As the episodes progress, they are bound to whisk up the viewing public more and more each week to a bun-baking frenzy with everyone having their own thoughts about who should be sent home and who should receive the winning crown.

Next week is desserts and we will all sit and lick our lips in pleasure as we bemoan our luck at not being alongside Mel and Sue as they get to cheekily try frostings and take the first smell of  rich chocolate sauces as the aroma rises from the stoves. Norman is still hanging on by the skin of his teeth after his presentation of a loaf of bread which to everyone else looked like a pie and admits himself that he finds pesto ‘exotic’, so he’s going to have to really pull something amazing out of the pudding bag to stay in the quintessentially British marquee of macaroons and custard slices.

Saturday 16 August 2014

Break bread and drink wine

There can’t be many other foods other than bread and wine which can claim to be at the basis of civilisation when it comes to sitting down to eat. They have been equally paired in importance over the centuries, both metaphorically and spiritually. To place them side by side though as the main food stay of a meal may not feel as natural however with bread usually seen as food to sit at the side of meal rather than be at the forefront of the taste matching with a bottle of wine.

The concept then of pairing bread and wine together may not be something many wine  – or bread – lovers would ever think about, but take some freshly baked sourdough from Dunn’s Bakery and pair it one evening in front of an open fire with a dry, red wine from the Cotes du Rhone and you’ll feel the taste of the soft doughy centre of this bread with origins which stretch back as far as the first wines ever produced gently soak up the robust flavours of the centuries old French classic.

Fruity, lunchtime delights from this proud North London bakery based in Crouch End include the egg and butter-rich Brioche, full of the perfect combination of classic French-originated bakery ingredients and the decadent sensation of the melt in the mouth fresh dough. The perfect way to enjoy this as you relax in your garden is with a glass or two of something fizzy such as a good Italian spumante as the bubbles will complement the texture perfectly.

For a wine to accompany a classic baguette made from milled French wheat, look no further than a pinto grigio or sancerre to really set the taste buds going.

Weekend afternoons in the late summer mean that a picnic is a must to take in the last of the sunshine, so take your favourite bottle of rose and mix with thinly sliced and mild-tasting Sunflower Cob or to really fill you for the afternoon as you watch your friends play tennis, enjoy with a small GI bread from their range.
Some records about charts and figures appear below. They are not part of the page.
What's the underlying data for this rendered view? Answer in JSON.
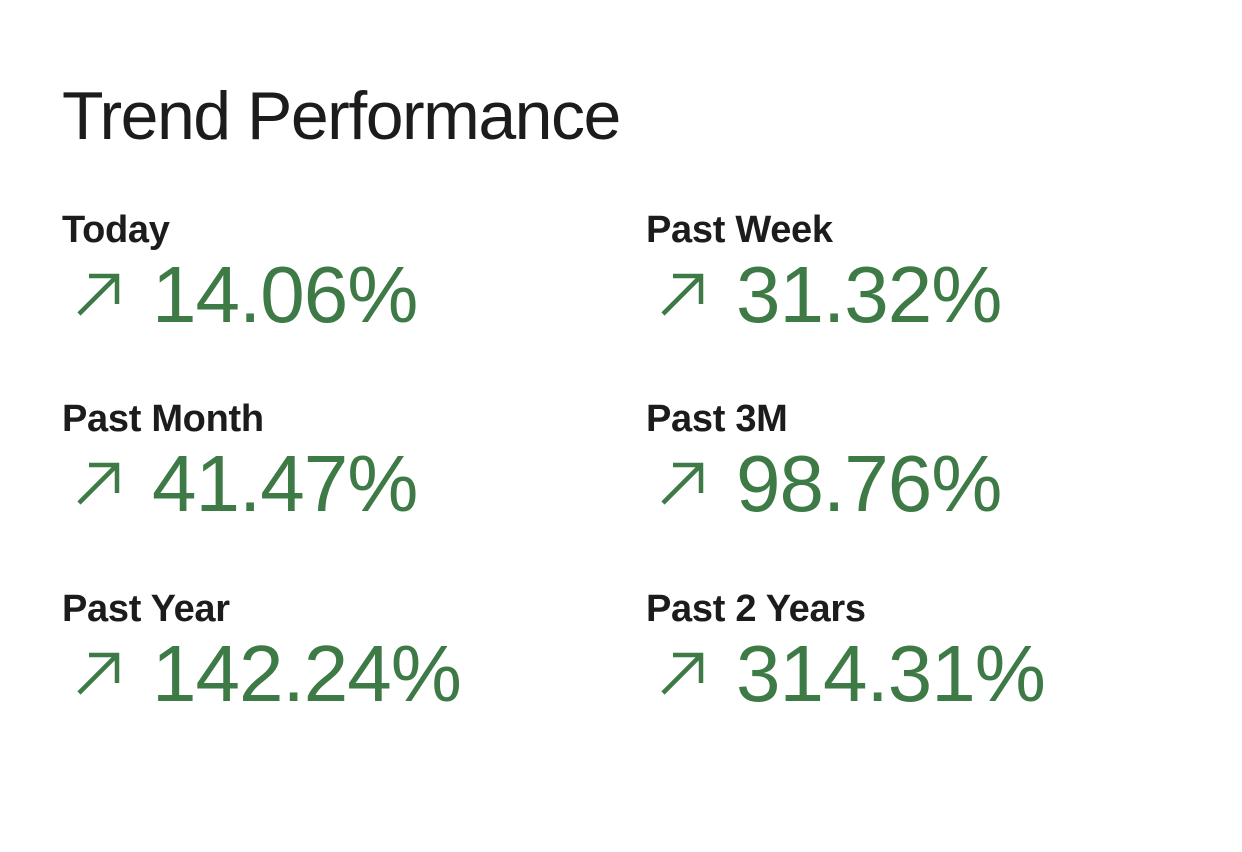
{
  "trend_performance": {
    "title": "Trend Performance",
    "metrics": [
      {
        "label": "Today",
        "value": "14.06%",
        "direction": "up",
        "icon": "arrow-up-right-icon"
      },
      {
        "label": "Past Week",
        "value": "31.32%",
        "direction": "up",
        "icon": "arrow-up-right-icon"
      },
      {
        "label": "Past Month",
        "value": "41.47%",
        "direction": "up",
        "icon": "arrow-up-right-icon"
      },
      {
        "label": "Past 3M",
        "value": "98.76%",
        "direction": "up",
        "icon": "arrow-up-right-icon"
      },
      {
        "label": "Past Year",
        "value": "142.24%",
        "direction": "up",
        "icon": "arrow-up-right-icon"
      },
      {
        "label": "Past 2 Years",
        "value": "314.31%",
        "direction": "up",
        "icon": "arrow-up-right-icon"
      }
    ]
  },
  "colors": {
    "positive": "#3d7a46",
    "text": "#1c1c1c",
    "background": "#ffffff"
  }
}
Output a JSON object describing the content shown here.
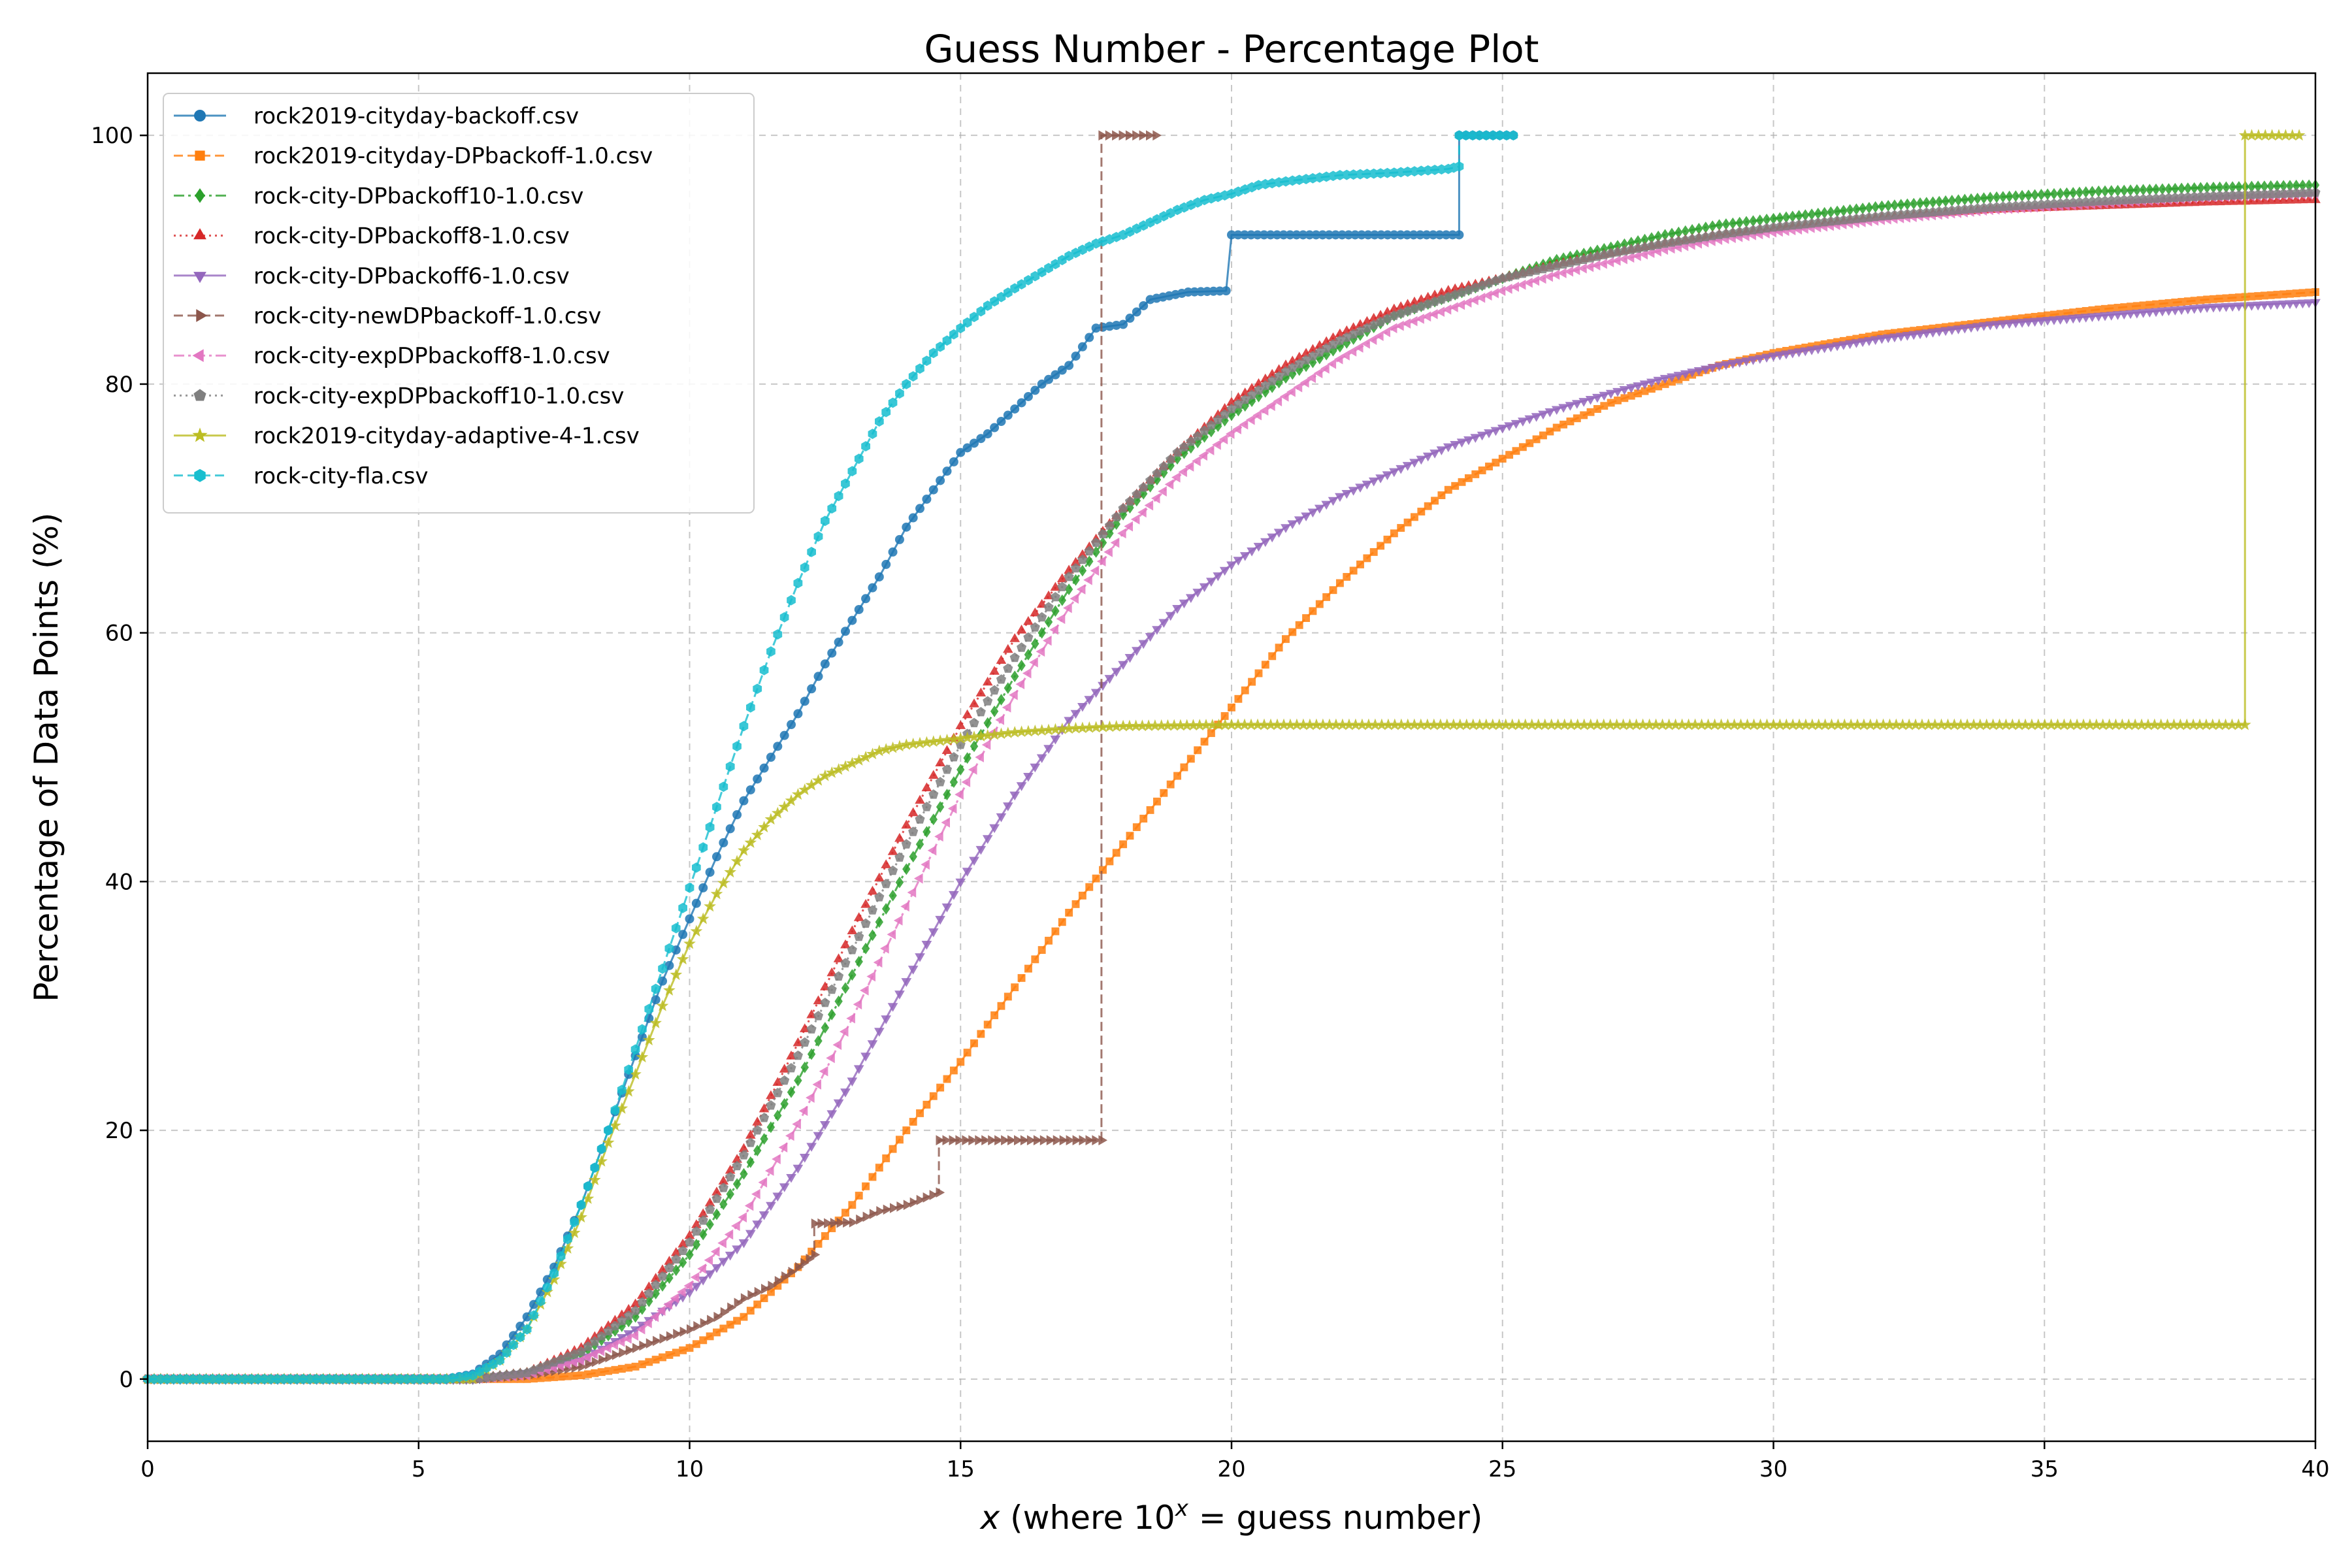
{
  "chart_data": {
    "type": "line",
    "title": "Guess Number - Percentage Plot",
    "xlabel_prefix": "x",
    "xlabel_middle": " (where 10",
    "xlabel_sup": "x",
    "xlabel_suffix": " = guess number)",
    "ylabel": "Percentage of Data Points (%)",
    "xlim": [
      0,
      40
    ],
    "ylim": [
      -5,
      105
    ],
    "xticks": [
      0,
      5,
      10,
      15,
      20,
      25,
      30,
      35,
      40
    ],
    "yticks": [
      0,
      20,
      40,
      60,
      80,
      100
    ],
    "grid": true,
    "legend_position": "top-left",
    "series": [
      {
        "name": "rock2019-cityday-backoff.csv",
        "color": "#1f77b4",
        "linestyle": "solid",
        "marker": "circle",
        "points": [
          [
            0,
            0
          ],
          [
            5,
            0
          ],
          [
            5.5,
            0
          ],
          [
            6,
            0.4
          ],
          [
            6.5,
            2
          ],
          [
            7,
            5
          ],
          [
            7.5,
            9
          ],
          [
            8,
            14
          ],
          [
            8.5,
            20
          ],
          [
            9,
            26
          ],
          [
            9.5,
            32
          ],
          [
            10,
            37
          ],
          [
            10.5,
            42
          ],
          [
            11,
            46.5
          ],
          [
            11.5,
            50
          ],
          [
            12,
            53.5
          ],
          [
            12.5,
            57.5
          ],
          [
            13,
            61
          ],
          [
            13.5,
            64.5
          ],
          [
            14,
            68.5
          ],
          [
            14.5,
            71.5
          ],
          [
            15,
            74.5
          ],
          [
            15.5,
            76
          ],
          [
            16,
            78
          ],
          [
            16.5,
            80
          ],
          [
            17,
            81.5
          ],
          [
            17.5,
            84.5
          ],
          [
            18,
            84.8
          ],
          [
            18.5,
            86.8
          ],
          [
            19.2,
            87.4
          ],
          [
            19.9,
            87.5
          ],
          [
            20,
            92
          ],
          [
            24.2,
            92
          ],
          [
            24.2,
            100
          ],
          [
            25.2,
            100
          ]
        ]
      },
      {
        "name": "rock2019-cityday-DPbackoff-1.0.csv",
        "color": "#ff7f0e",
        "linestyle": "dashed",
        "marker": "square",
        "points": [
          [
            0,
            0
          ],
          [
            7,
            0
          ],
          [
            8,
            0.3
          ],
          [
            9,
            1
          ],
          [
            10,
            2.5
          ],
          [
            11,
            5
          ],
          [
            12,
            9
          ],
          [
            13,
            14
          ],
          [
            14,
            20
          ],
          [
            15,
            25.5
          ],
          [
            16,
            31.5
          ],
          [
            17,
            37.5
          ],
          [
            18,
            43
          ],
          [
            19,
            48.5
          ],
          [
            20,
            54
          ],
          [
            21,
            59.5
          ],
          [
            22,
            64
          ],
          [
            23,
            68
          ],
          [
            24,
            71.5
          ],
          [
            25,
            74
          ],
          [
            26,
            76.5
          ],
          [
            27,
            78.5
          ],
          [
            28,
            80
          ],
          [
            29,
            81.5
          ],
          [
            30,
            82.5
          ],
          [
            32,
            84
          ],
          [
            34,
            85
          ],
          [
            36,
            86
          ],
          [
            38,
            86.8
          ],
          [
            40,
            87.4
          ]
        ]
      },
      {
        "name": "rock-city-DPbackoff10-1.0.csv",
        "color": "#2ca02c",
        "linestyle": "dashdot",
        "marker": "diamond",
        "points": [
          [
            0,
            0
          ],
          [
            6,
            0
          ],
          [
            7,
            0.5
          ],
          [
            8,
            2
          ],
          [
            9,
            5
          ],
          [
            10,
            10
          ],
          [
            11,
            16.5
          ],
          [
            12,
            24
          ],
          [
            13,
            32.5
          ],
          [
            14,
            41
          ],
          [
            15,
            49
          ],
          [
            16,
            56.5
          ],
          [
            17,
            63.5
          ],
          [
            18,
            69.5
          ],
          [
            19,
            74
          ],
          [
            20,
            77.5
          ],
          [
            21,
            80.5
          ],
          [
            22,
            83
          ],
          [
            23,
            85.5
          ],
          [
            24,
            87
          ],
          [
            25,
            88.5
          ],
          [
            26,
            90
          ],
          [
            27,
            91
          ],
          [
            28,
            92
          ],
          [
            29,
            92.8
          ],
          [
            30,
            93.3
          ],
          [
            32,
            94.3
          ],
          [
            34,
            95
          ],
          [
            36,
            95.5
          ],
          [
            38,
            95.8
          ],
          [
            40,
            96
          ]
        ]
      },
      {
        "name": "rock-city-DPbackoff8-1.0.csv",
        "color": "#d62728",
        "linestyle": "dotted",
        "marker": "triangle-up",
        "points": [
          [
            0,
            0
          ],
          [
            6,
            0
          ],
          [
            7,
            0.5
          ],
          [
            8,
            2.5
          ],
          [
            9,
            6
          ],
          [
            10,
            11.5
          ],
          [
            11,
            18.5
          ],
          [
            12,
            27
          ],
          [
            13,
            36
          ],
          [
            14,
            44.5
          ],
          [
            15,
            52.5
          ],
          [
            16,
            59.5
          ],
          [
            17,
            65
          ],
          [
            18,
            70
          ],
          [
            19,
            74.5
          ],
          [
            20,
            78.5
          ],
          [
            21,
            81.5
          ],
          [
            22,
            84
          ],
          [
            23,
            86
          ],
          [
            24,
            87.5
          ],
          [
            25,
            88.5
          ],
          [
            26,
            89.6
          ],
          [
            27,
            90.5
          ],
          [
            28,
            91.3
          ],
          [
            29,
            92
          ],
          [
            30,
            92.5
          ],
          [
            32,
            93.4
          ],
          [
            34,
            94
          ],
          [
            36,
            94.3
          ],
          [
            38,
            94.6
          ],
          [
            40,
            94.8
          ]
        ]
      },
      {
        "name": "rock-city-DPbackoff6-1.0.csv",
        "color": "#9467bd",
        "linestyle": "solid",
        "marker": "triangle-down",
        "points": [
          [
            0,
            0
          ],
          [
            6,
            0
          ],
          [
            7,
            0.5
          ],
          [
            8,
            1.5
          ],
          [
            9,
            4
          ],
          [
            10,
            7
          ],
          [
            11,
            11
          ],
          [
            12,
            17
          ],
          [
            13,
            24
          ],
          [
            14,
            32
          ],
          [
            15,
            40
          ],
          [
            16,
            47
          ],
          [
            17,
            53
          ],
          [
            18,
            57.5
          ],
          [
            19,
            62
          ],
          [
            20,
            65.5
          ],
          [
            21,
            68.5
          ],
          [
            22,
            71
          ],
          [
            23,
            73
          ],
          [
            24,
            75
          ],
          [
            25,
            76.5
          ],
          [
            26,
            78
          ],
          [
            27,
            79.3
          ],
          [
            28,
            80.5
          ],
          [
            29,
            81.5
          ],
          [
            30,
            82.3
          ],
          [
            32,
            83.7
          ],
          [
            34,
            84.8
          ],
          [
            36,
            85.5
          ],
          [
            38,
            86.2
          ],
          [
            40,
            86.6
          ]
        ]
      },
      {
        "name": "rock-city-newDPbackoff-1.0.csv",
        "color": "#8c564b",
        "linestyle": "dashed",
        "marker": "triangle-right",
        "points": [
          [
            0,
            0
          ],
          [
            6,
            0
          ],
          [
            7,
            0.3
          ],
          [
            8,
            1
          ],
          [
            9,
            2.5
          ],
          [
            10,
            4
          ],
          [
            10.5,
            5
          ],
          [
            11,
            6.5
          ],
          [
            11.5,
            7.5
          ],
          [
            12,
            9
          ],
          [
            12.3,
            10
          ],
          [
            12.3,
            12.5
          ],
          [
            13,
            12.6
          ],
          [
            13.5,
            13.5
          ],
          [
            14,
            14
          ],
          [
            14.6,
            15
          ],
          [
            14.6,
            19.2
          ],
          [
            17.6,
            19.2
          ],
          [
            17.6,
            100
          ],
          [
            18.6,
            100
          ]
        ]
      },
      {
        "name": "rock-city-expDPbackoff8-1.0.csv",
        "color": "#e377c2",
        "linestyle": "dashdot",
        "marker": "triangle-left",
        "points": [
          [
            0,
            0
          ],
          [
            6,
            0
          ],
          [
            7,
            0.3
          ],
          [
            8,
            1.5
          ],
          [
            9,
            3.5
          ],
          [
            10,
            7.5
          ],
          [
            11,
            13
          ],
          [
            12,
            20.5
          ],
          [
            13,
            29
          ],
          [
            14,
            38
          ],
          [
            15,
            47
          ],
          [
            16,
            55
          ],
          [
            17,
            62
          ],
          [
            18,
            68
          ],
          [
            19,
            72.5
          ],
          [
            20,
            76
          ],
          [
            21,
            79
          ],
          [
            22,
            82
          ],
          [
            23,
            84.5
          ],
          [
            24,
            86
          ],
          [
            25,
            87.5
          ],
          [
            26,
            88.8
          ],
          [
            27,
            89.8
          ],
          [
            28,
            90.8
          ],
          [
            29,
            91.6
          ],
          [
            30,
            92.2
          ],
          [
            32,
            93.2
          ],
          [
            34,
            94
          ],
          [
            36,
            94.5
          ],
          [
            38,
            95
          ],
          [
            40,
            95.3
          ]
        ]
      },
      {
        "name": "rock-city-expDPbackoff10-1.0.csv",
        "color": "#7f7f7f",
        "linestyle": "dotted",
        "marker": "pentagon",
        "points": [
          [
            0,
            0
          ],
          [
            6,
            0
          ],
          [
            7,
            0.5
          ],
          [
            8,
            2.2
          ],
          [
            9,
            5.5
          ],
          [
            10,
            11
          ],
          [
            11,
            18
          ],
          [
            12,
            26
          ],
          [
            13,
            34.5
          ],
          [
            14,
            43
          ],
          [
            15,
            51
          ],
          [
            16,
            58
          ],
          [
            17,
            64.5
          ],
          [
            18,
            70
          ],
          [
            19,
            74.5
          ],
          [
            20,
            78
          ],
          [
            21,
            81
          ],
          [
            22,
            83.5
          ],
          [
            23,
            85.5
          ],
          [
            24,
            87
          ],
          [
            25,
            88.5
          ],
          [
            26,
            89.5
          ],
          [
            27,
            90.5
          ],
          [
            28,
            91.3
          ],
          [
            29,
            92
          ],
          [
            30,
            92.6
          ],
          [
            32,
            93.5
          ],
          [
            34,
            94.2
          ],
          [
            36,
            94.7
          ],
          [
            38,
            95.1
          ],
          [
            40,
            95.4
          ]
        ]
      },
      {
        "name": "rock2019-cityday-adaptive-4-1.csv",
        "color": "#bcbd22",
        "linestyle": "solid",
        "marker": "star",
        "points": [
          [
            0,
            0
          ],
          [
            6,
            0
          ],
          [
            6.5,
            1.5
          ],
          [
            7,
            4
          ],
          [
            7.5,
            8
          ],
          [
            8,
            13
          ],
          [
            8.5,
            19
          ],
          [
            9,
            24.5
          ],
          [
            9.5,
            30
          ],
          [
            10,
            35
          ],
          [
            10.5,
            39
          ],
          [
            11,
            42.5
          ],
          [
            11.5,
            45
          ],
          [
            12,
            47
          ],
          [
            12.5,
            48.5
          ],
          [
            13,
            49.5
          ],
          [
            13.5,
            50.5
          ],
          [
            14,
            51
          ],
          [
            15,
            51.5
          ],
          [
            16,
            52
          ],
          [
            17,
            52.3
          ],
          [
            18,
            52.5
          ],
          [
            20,
            52.6
          ],
          [
            30,
            52.6
          ],
          [
            38.7,
            52.6
          ],
          [
            38.7,
            100
          ],
          [
            39.7,
            100
          ]
        ]
      },
      {
        "name": "rock-city-fla.csv",
        "color": "#17becf",
        "linestyle": "dashed",
        "marker": "hexagon",
        "points": [
          [
            0,
            0
          ],
          [
            5.5,
            0
          ],
          [
            6,
            0.3
          ],
          [
            6.5,
            1.5
          ],
          [
            7,
            4
          ],
          [
            7.5,
            8.5
          ],
          [
            8,
            14
          ],
          [
            8.5,
            20
          ],
          [
            9,
            26.5
          ],
          [
            9.5,
            33
          ],
          [
            10,
            39.5
          ],
          [
            10.5,
            46
          ],
          [
            11,
            52.5
          ],
          [
            11.5,
            58.5
          ],
          [
            12,
            64
          ],
          [
            12.5,
            69
          ],
          [
            13,
            73
          ],
          [
            13.5,
            77
          ],
          [
            14,
            80
          ],
          [
            14.5,
            82.5
          ],
          [
            15,
            84.5
          ],
          [
            15.5,
            86.3
          ],
          [
            16,
            87.7
          ],
          [
            16.5,
            89
          ],
          [
            17,
            90.3
          ],
          [
            17.5,
            91.3
          ],
          [
            18,
            92
          ],
          [
            18.5,
            93
          ],
          [
            19,
            94
          ],
          [
            19.5,
            94.8
          ],
          [
            20,
            95.3
          ],
          [
            20.5,
            96
          ],
          [
            21,
            96.3
          ],
          [
            22,
            96.8
          ],
          [
            23,
            97
          ],
          [
            24,
            97.3
          ],
          [
            24.2,
            97.5
          ],
          [
            24.2,
            100
          ],
          [
            25.2,
            100
          ]
        ]
      }
    ]
  }
}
Cricket matches and long afternoons in the field mean bringing out the big guns, so it has to be a really hearty red such as an Italian nero D’Avola and then drink it as you tear pieces from a loaf of Redemption Ale. A bread made from beer brewed in Tottenham, you’ll be hit for six by this combination of bold red and locally made delight.

Looking for a sweet treat to tempt and seduce that special someone as you spend a romantic evening together? Start the evening with your favourite cakes and a bottle of Madeira and then move to slices of thickly buttered Californian Raisin Malt Loaf to really get your teeth into something sensational. A family favourite at tea time it may be, but it’s perfect with a very grown up wine for a grown up evening.

The more you think about it, the more bread and wine make the perfect partners. Experiment with your favourite tipple and one of the many soft and unctuous loaves and you’ll soon wonder why you didn’t discover this culinary match made in bakery heaven before.